05 Août

Échos

J’ai crié.

J’ai crié haut et fort.

Contre moi. Contre toi. Contre tu, il, nous, vous, ils.

J’ai décidé de faire à ma tête et maintenant, tout ce qui me revient, ce sont les échos des mes cris que j’ai abandonnés. J’ai des détails laissés derrière, ou encore des gestes posés qu’on assume plus ou moins et dont on a pas réussi à expliquer tout à fait.
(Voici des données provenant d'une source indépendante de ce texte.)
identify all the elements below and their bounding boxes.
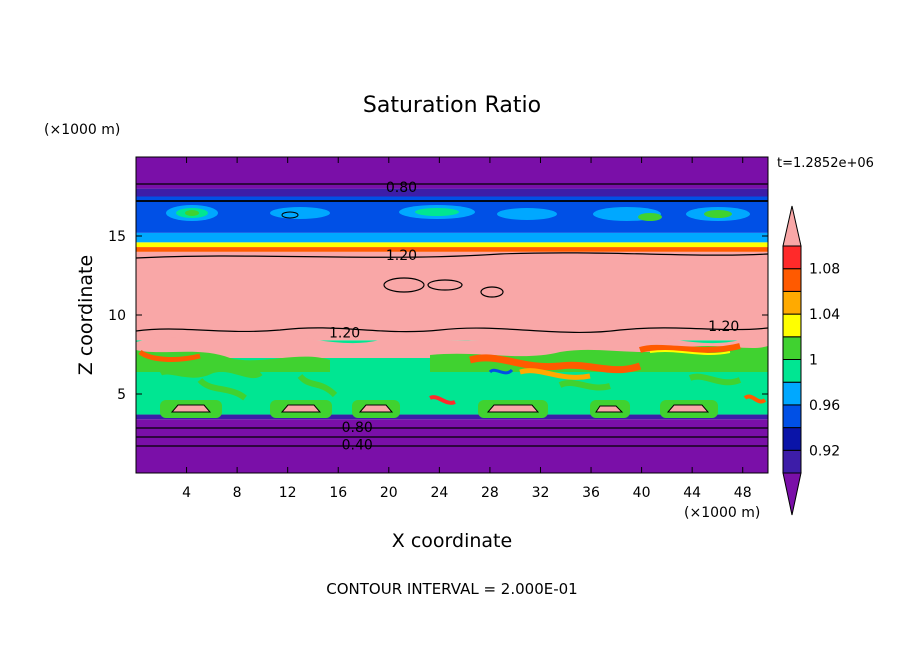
y-axis-label: Z coordinate	[75, 255, 97, 375]
colorbar-low-arrow	[782, 472, 802, 516]
x-tick-label-20: 20	[380, 485, 398, 501]
chart-title: Saturation Ratio	[363, 93, 541, 118]
saturation-bands	[136, 157, 768, 473]
colorbar-segment-1	[782, 427, 802, 451]
colorbar-segment-0	[782, 449, 802, 474]
saturation-features	[136, 183, 768, 447]
contour-label-2: 1.20	[329, 325, 360, 341]
x-tick-label-16: 16	[329, 485, 347, 501]
y-tick-label-5: 5	[117, 387, 126, 403]
band-5	[136, 242, 768, 248]
colorbar-segment-9	[782, 245, 802, 270]
colorbar-label-4: 1.08	[809, 262, 840, 278]
x-axis-label: X coordinate	[392, 530, 512, 552]
x-tick-label-28: 28	[481, 485, 499, 501]
band-6	[136, 232, 768, 243]
contour-label-4: 0.80	[342, 420, 373, 436]
colorbar-high-arrow	[782, 205, 802, 247]
y-unit-label: (×1000 m)	[44, 122, 120, 138]
contour-label-3: 1.20	[708, 319, 739, 335]
colorbar-label-0: 0.92	[809, 443, 840, 459]
band-4	[136, 247, 768, 252]
band-9	[136, 157, 768, 189]
x-tick-label-4: 4	[182, 485, 191, 501]
colorbar-segment-4	[782, 359, 802, 383]
x-tick-label-8: 8	[233, 485, 242, 501]
colorbar-label-2: 1	[809, 353, 818, 369]
x-axis: 4 8 12 16 20 24 28 32 36 40 44 48	[182, 157, 752, 501]
x-tick-label-12: 12	[279, 485, 297, 501]
band-8	[136, 188, 768, 197]
colorbar-segment-6	[782, 313, 802, 338]
band-1	[136, 414, 768, 420]
x-tick-label-36: 36	[582, 485, 600, 501]
contour-label-0: 0.80	[386, 180, 417, 196]
colorbar-label-3: 1.04	[809, 307, 840, 323]
contour-labels: 0.80 1.20 1.20 1.20 0.80 0.40	[329, 180, 739, 454]
colorbar-segment-2	[782, 404, 802, 429]
x-tick-label-44: 44	[683, 485, 701, 501]
band-3	[136, 251, 768, 341]
colorbar-segment-5	[782, 336, 802, 360]
x-tick-label-32: 32	[532, 485, 550, 501]
x-tick-label-40: 40	[633, 485, 651, 501]
colorbar-segment-8	[782, 268, 802, 292]
x-tick-label-48: 48	[734, 485, 752, 501]
colorbar-segment-7	[782, 290, 802, 315]
time-label: t=1.2852e+06	[777, 156, 874, 171]
contour-plot-area: 0.80 1.20 1.20 1.20 0.80 0.40	[136, 157, 768, 473]
colorbar-segment-3	[782, 381, 802, 406]
colorbar-label-1: 0.96	[809, 398, 840, 414]
x-unit-label: (×1000 m)	[684, 505, 760, 521]
contour-label-5: 0.40	[342, 438, 373, 454]
colorbar: 0.92 0.96 1 1.04 1.08	[782, 205, 840, 516]
y-tick-label-15: 15	[108, 229, 126, 245]
y-tick-label-10: 10	[108, 308, 126, 324]
x-tick-label-24: 24	[430, 485, 448, 501]
contour-label-1: 1.20	[386, 248, 417, 264]
contour-interval-note: CONTOUR INTERVAL = 2.000E-01	[326, 580, 577, 598]
y-axis: 5 10 15	[108, 229, 768, 403]
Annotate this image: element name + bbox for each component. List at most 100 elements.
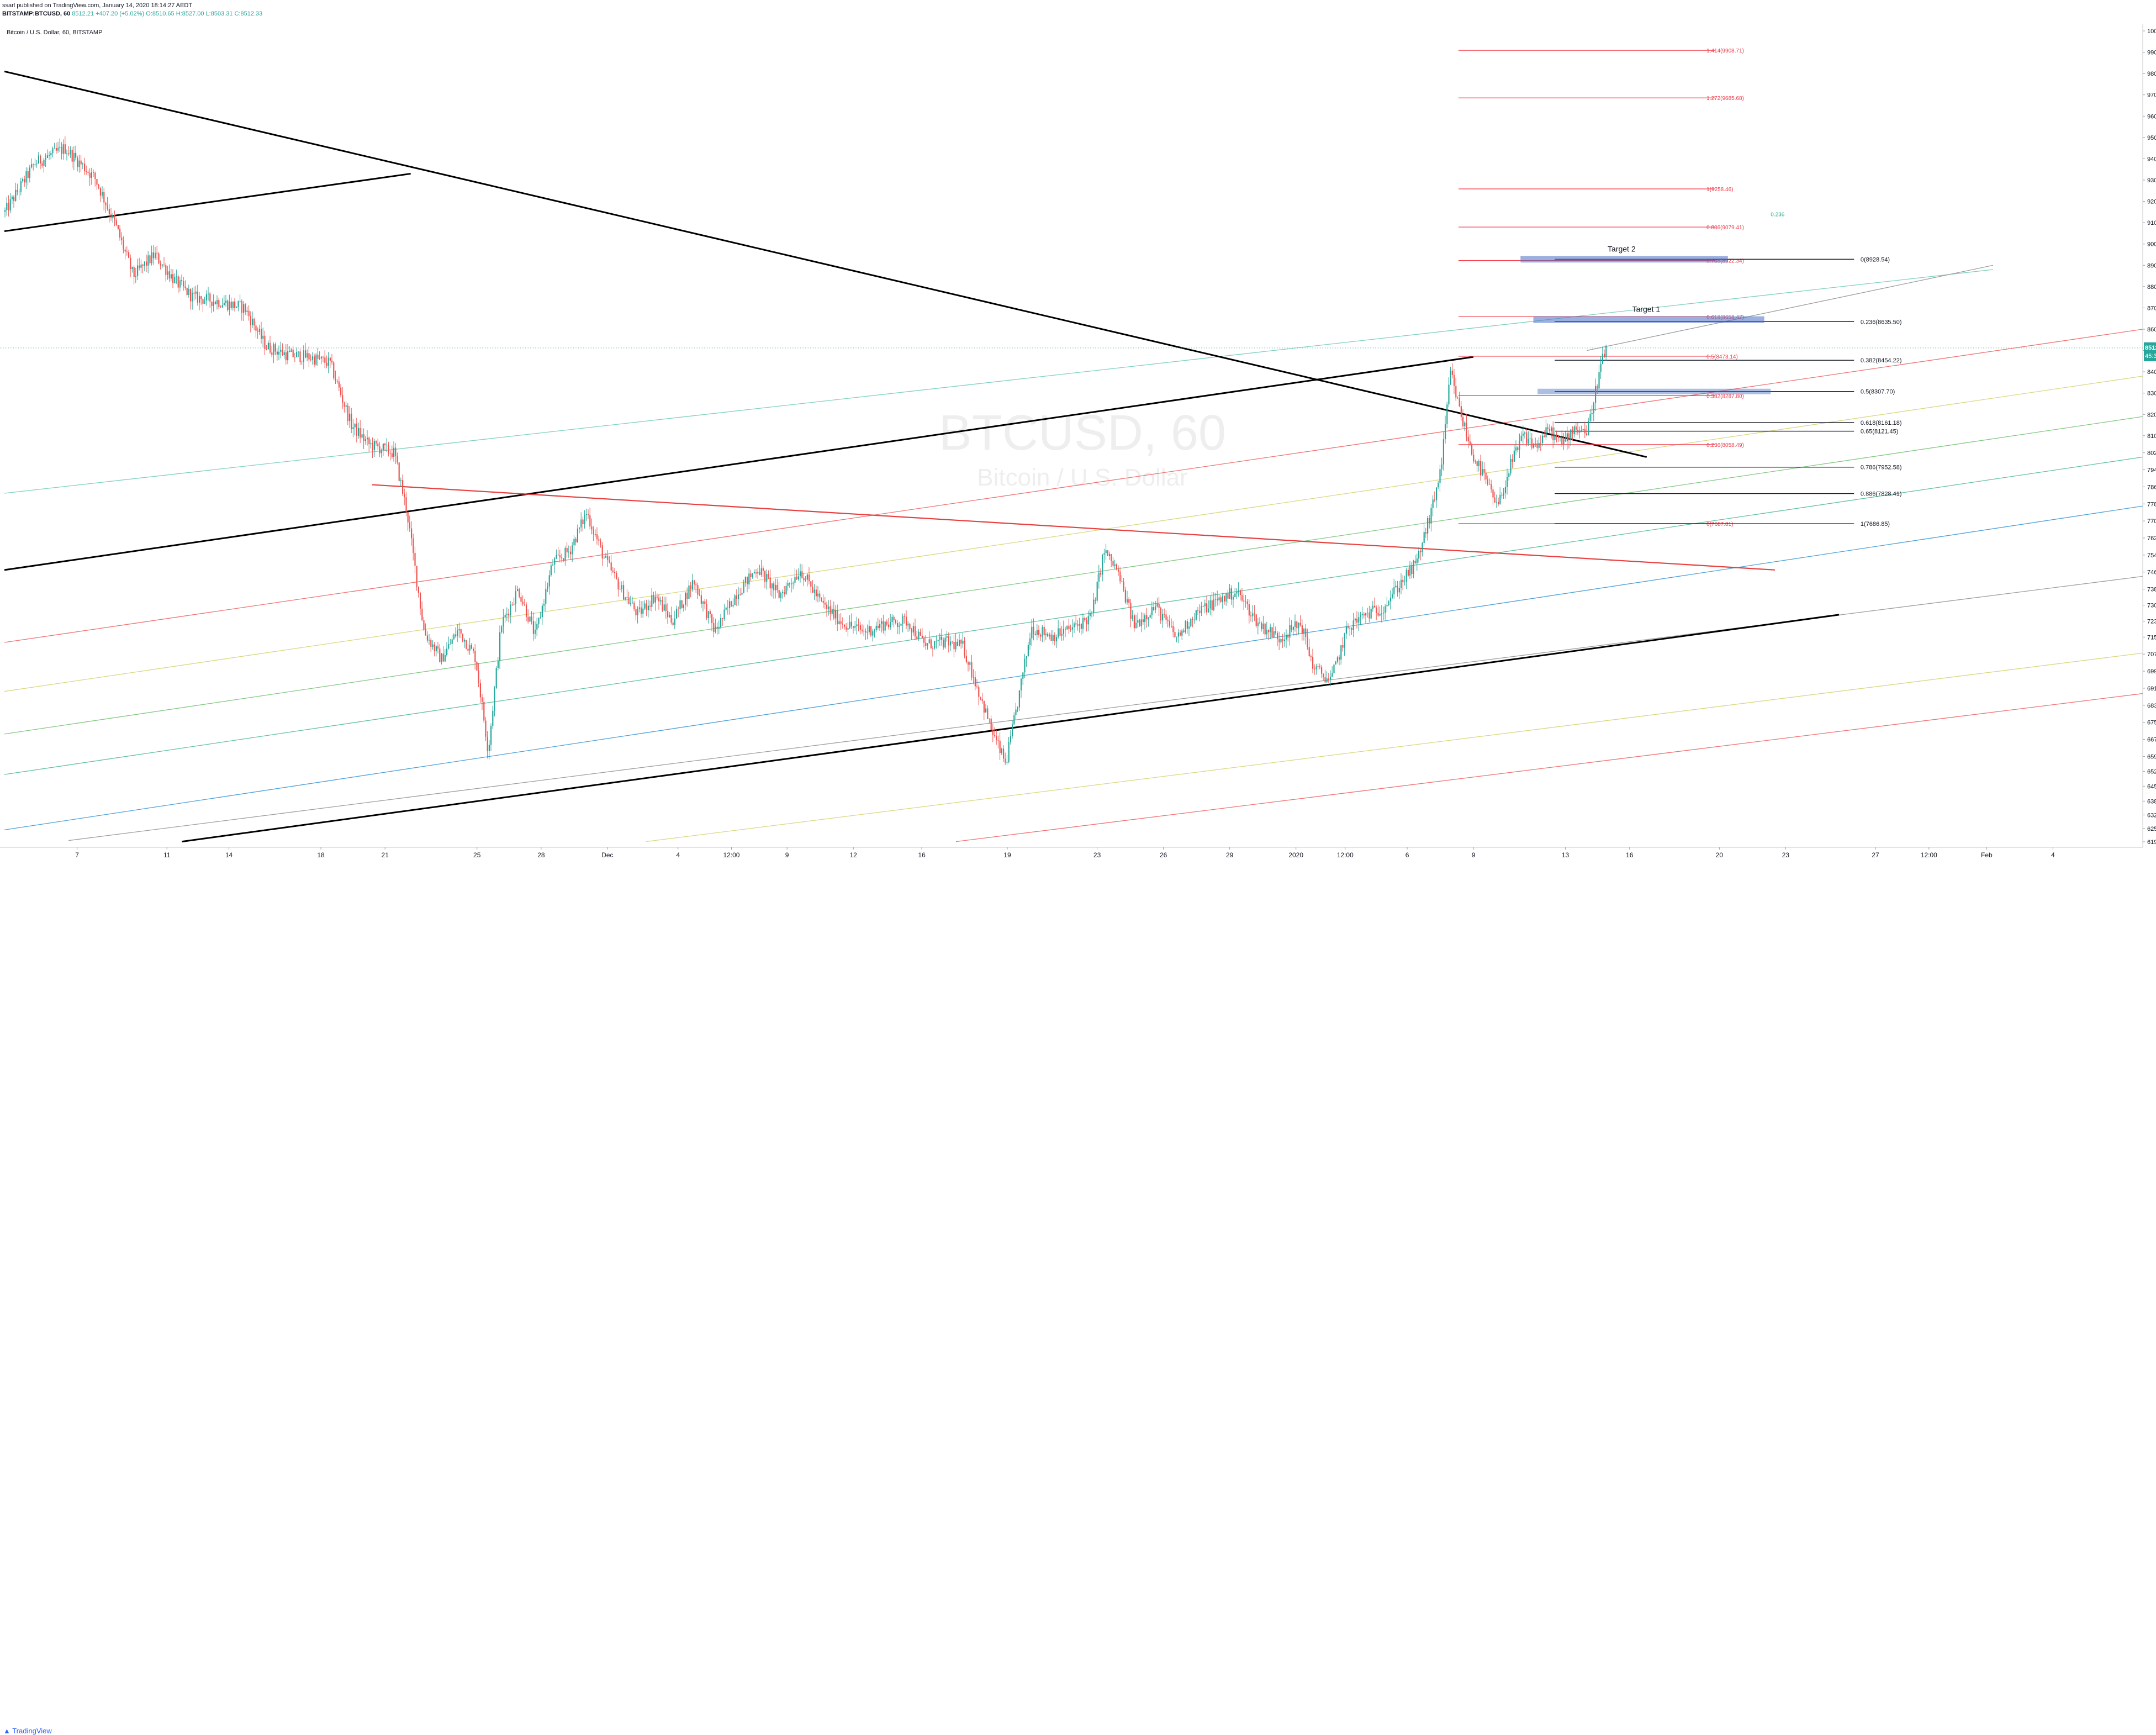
candle-body: [1201, 605, 1202, 613]
candle-body: [953, 641, 955, 650]
candle-body: [1167, 619, 1169, 621]
candle-body: [725, 607, 727, 610]
candle-body: [176, 276, 177, 277]
candle-body: [71, 150, 73, 162]
candle-body: [1021, 678, 1022, 691]
time-tick-label: 23: [1093, 851, 1101, 859]
candle-body: [918, 631, 920, 639]
candle-body: [849, 621, 850, 629]
price-tick-label: 8020.00: [2147, 450, 2156, 457]
candle-body: [1292, 626, 1294, 630]
candle-body: [110, 214, 112, 219]
time-tick-label: 25: [473, 851, 481, 859]
candle-body: [510, 604, 511, 616]
candle-body: [808, 574, 810, 582]
candle-body: [52, 148, 54, 153]
candle-body: [1124, 589, 1126, 603]
channel-line: [955, 693, 2143, 842]
candle-body: [1164, 614, 1165, 615]
candle-body: [965, 656, 967, 662]
candle-body: [1036, 630, 1038, 635]
tradingview-logo[interactable]: ▲ TradingView: [3, 1727, 52, 1735]
candle-body: [1556, 434, 1557, 436]
candle-body: [886, 621, 887, 625]
candle-body: [1065, 629, 1066, 630]
candle-body: [1098, 572, 1100, 582]
candle-body: [1043, 626, 1045, 636]
candle-body: [1172, 625, 1174, 632]
candle-body: [1520, 435, 1522, 441]
candle-body: [29, 167, 30, 178]
candle-body: [1547, 427, 1549, 429]
candle-body: [906, 616, 907, 626]
fib-extension-label: 1(9258.46): [1706, 187, 1733, 193]
candle-body: [637, 608, 638, 615]
candle-body: [1579, 430, 1581, 433]
trend-line: [4, 356, 1474, 571]
candle-body: [598, 539, 600, 541]
candle-body: [1442, 439, 1444, 465]
candle-body: [1275, 631, 1276, 633]
candle-body: [850, 621, 852, 627]
candle-body: [451, 639, 453, 644]
candle-body: [1158, 604, 1160, 608]
candle-body: [119, 229, 121, 238]
last-price: 8512.21: [72, 10, 94, 17]
candle-body: [594, 534, 596, 535]
candle-body: [398, 462, 400, 481]
candle-body: [1363, 614, 1365, 616]
candle-body: [93, 172, 94, 173]
candle-body: [810, 581, 812, 587]
fib-retracement-label: 0(8928.54): [1861, 256, 1890, 263]
candle-body: [1114, 564, 1116, 566]
candle-body: [1063, 629, 1064, 634]
candle-body: [1577, 429, 1579, 433]
candle-body: [1496, 502, 1497, 503]
fib-extension-label: 0.236(8058.49): [1706, 442, 1744, 449]
candle-body: [384, 444, 386, 446]
candle-body: [685, 592, 686, 605]
candle-body: [190, 289, 192, 302]
candle-body: [641, 607, 642, 614]
candle-body: [1372, 605, 1373, 609]
candle-body: [610, 562, 612, 571]
candle-body: [1277, 632, 1278, 639]
candle-body: [229, 302, 230, 310]
candle-body: [340, 387, 342, 395]
candle-body: [8, 203, 9, 210]
candle-body: [94, 172, 96, 179]
candle-body: [1538, 442, 1540, 448]
price-tick-label: 7155.00: [2147, 634, 2156, 641]
candle-body: [646, 603, 647, 610]
candle-body: [969, 662, 971, 665]
candle-body: [897, 623, 899, 627]
candle-body: [821, 597, 822, 601]
candle-body: [1602, 354, 1603, 364]
candle-body: [796, 577, 797, 579]
candle-body: [1393, 587, 1395, 594]
candle-body: [1211, 600, 1213, 610]
candle-body: [1177, 632, 1179, 637]
time-tick-label: 29: [1226, 851, 1234, 859]
candle-body: [782, 592, 784, 593]
time-tick-label: 14: [225, 851, 233, 859]
candle-body: [1494, 497, 1496, 503]
candle-body: [1339, 657, 1340, 660]
candle-body: [1340, 645, 1342, 660]
candle-body: [540, 617, 541, 618]
candle-body: [729, 601, 731, 608]
candle-body: [320, 356, 322, 358]
candle-body: [504, 615, 506, 618]
candle-body: [835, 610, 837, 619]
price-chart[interactable]: Bitcoin / U.S. Dollar, 60, BITSTAMP BTCU…: [0, 24, 2156, 861]
candle-body: [1598, 372, 1600, 389]
candle-body: [532, 621, 534, 634]
candle-body: [707, 611, 709, 619]
candle-body: [437, 646, 439, 649]
candle-body: [1017, 707, 1018, 710]
candle-body: [519, 589, 520, 597]
candle-body: [146, 261, 147, 266]
candle-body: [644, 603, 646, 609]
candles: [4, 136, 1607, 766]
candle-body: [828, 606, 829, 609]
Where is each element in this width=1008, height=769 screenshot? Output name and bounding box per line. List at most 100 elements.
La poussière retombe sur les meubles témoins du temps qui filent, et mes mots, mes excuses rebondissent dans le vide comme l’écho dans un manoir abandonné, celui de la honte.

Tu as brassé beaucoup de choses, pour le meilleur, et parfois pour le pire. Tu as trahi, de nombreuses fois, tu pensais avoir appris. Tu as promis et tu as brisé des confiances. Les explications sont toujours futiles, même si elles sont toujours évocatrices d’une situation complexe.

Il apprend à vivre, à se refaire, à se reconstruire, mais elle, elle a déjà sa fondation, déjà un parcours. Il, malgré les faits, a toujours dit ce qu’il ressentait au plus profond de lui-même, parce qu’il est capable d’aller au plus profond de la grotte pour en sortir ce qui brille le plus. Il est aussi, malheureusement, capable d’éteindre la lumière qui guide pour sombrer dans ce qui étourdit, ce qui étouffe, ce qui blesse.

Nous voulions aller aux étoiles, les décrocher, les ramener avec nous et les partager sur ce balcon qui a été un tendre endroit d’échanges, de rires et de sushis. Nous n’étions simplement pas au même endroit au même moment. Nous souhaitions êtres synchronisés, mais au fil du temps, nous ne sprintions pas à la même intensité.

Vous avez assisté, vous avez supposé, vous vous êtes fait une idée, sommaire somme toute. Vous avez été témoins, souvent confidents. Confidents de moments, de malaises, de mensonges, de bonheurs et d’authenticité. Vous saviez que c’était peut-être possible, peut-être impossible et vous avez assisté, dans la neutralité qui vous était demandée.

Ils se sont perdus en cours de route, ils se sont aimés, malgré les trahisons, les promesses, les attentes, les litres de larmes. Ils se sont aimés, ils s’aiment forcément encore, malgré tout, un peu. Car c’est ainsi. Et ce qui a été fait n’enlève en rien à ce qui est arrivé. Elle a crié. Elle a crié fort car mes échos lui sont revenus. Car tout ce qui me reste, ce sont ces sons qui me rappellent qui j’étais il n’y a pas si longtemps dans les faits, mais dans ma perception du temps, me semble il y a des milliers d’années.

J’espère un jour, que tu pardonneras ces échos d’une autre personne qui te blessent, t’écorchent et t’anéantissent, encore.